Horizon defines metadata simply to be data about data; more specifically, it is ancillary data that provides information for intelligent interpretation of a primary set of data. In the case of an image dataset which might contain temperature measurements, the metadata could include information like the measurement units (e.g. Celsius), the instruments used, the date and time of the measurements, and the parameters describing the domain or world coordinate system within which the image data reside. Metadata as part of a dataset allows the dataset to be ``self-describing'', so that an application can adjust its handling of a dataset according to the values of the metadata. Of course, there must be some convention assumed by users on the meaning of the metadata.
Self-description is a critical feature when transporting the data
between different visualization and analysis tools which have
different models or conventions for handling data. The metadata,
thus, can provide a guide for converting the data between the
different conventions. Thus, data formats specifically defined to be
used for transporting scientific data, such as FITS and
HDF
provide support for metadata.
Like the HDF and FITS formats, Horizon refines the definition of
metadatum to be name-value pair where the name is a string
identifying the information contained in the metadatum and the value
is the the actual value. The value can be of any type, primitive
(e.g. integer, floating-point, etc.) or complex (e.g. a Java Object).
A collection of metadatum objects is, of course, a metadata set. Note
that metadata names are conceptually different from the fields in a
class definition when considered in the context of an object-oriented
program: metadata should be arbitrarily accessible by their name at
runtime, which is not (in general) the case for class field names.
For instance, it is not straight-forward for an application to allow
the user to request at runtime the value of any field of any arbitrary
object by typing the object and field names into a text input
box.
The metadata name, of course, is a short identifier to represent some
concept; for instance, ``instrument'' might be used as the name for
the metadatum providing the name of the instrument used to make the
measurement. One caveat that may not be immediately obvious (but is
an issue of much study and discussion) is that the mapping of the
metadatum name to a value always assumes an agreement between
the application that created the metadatum and the application that
accesses it as to the conceptual meaning of the metadatum
name.
In general, there is no
way for dataset to be completely self-describing in the absense of any
assumptions about what the data means. The obvious side-effect of
this situation is the inconsistant use of metadata between data
formats and applications that have been developed independent of each
other. The different systems might use different names to mean the
same thing (say, ``elevation'' and ``altitude'') and the same name to
mean different things (say ``elevation'' to mean altitude in feet
versus angle from the horizon in degrees).

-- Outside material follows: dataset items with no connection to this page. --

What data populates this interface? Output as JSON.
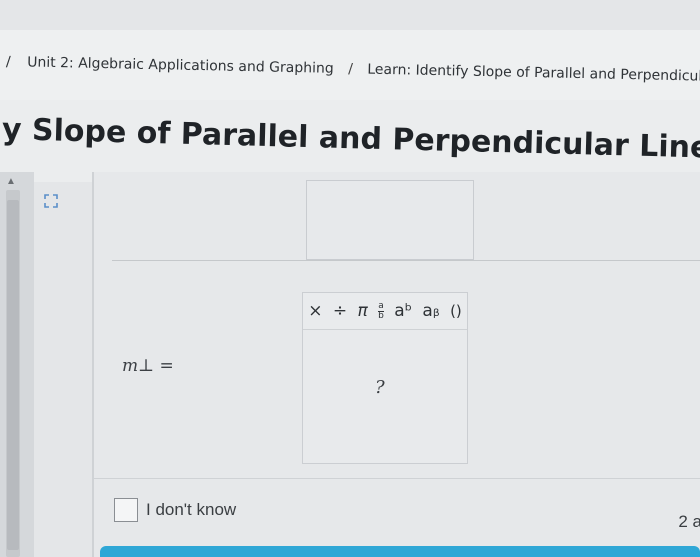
{
  "breadcrumb": {
    "lead_separator": "/",
    "unit": "Unit 2: Algebraic Applications and Graphing",
    "separator": "/",
    "lesson": "Learn: Identify Slope of Parallel and Perpendicular Lines"
  },
  "page_title": "y Slope of Parallel and Perpendicular Lines",
  "icons": {
    "expand": "expand-icon",
    "scroll_up": "scroll-up-icon"
  },
  "math_toolbar": {
    "times": "×",
    "divide": "÷",
    "pi": "π",
    "fraction_num": "a",
    "fraction_den": "b",
    "superscript": "aᵇ",
    "subscript": "aᵦ",
    "parentheses": "()"
  },
  "question": {
    "label": "m⊥ =",
    "answer_placeholder": "?"
  },
  "dont_know_label": "I don't know",
  "page_indicator": "2 a",
  "colors": {
    "accent": "#2fa7d6",
    "icon": "#5b8fc9"
  }
}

The total set of mappings of metadatum names to definitions used by a
system is often called the system's schema. Identifying the
schemata
used by two systems provides
some hope of transporting data between the systems. Doing so,
however, requires that the schemata be sufficiently well-defined to
allow a translation. This need has inspired format standard bodies to
create detailed ``lexicons'' listing accepted metadata names and
their meanings.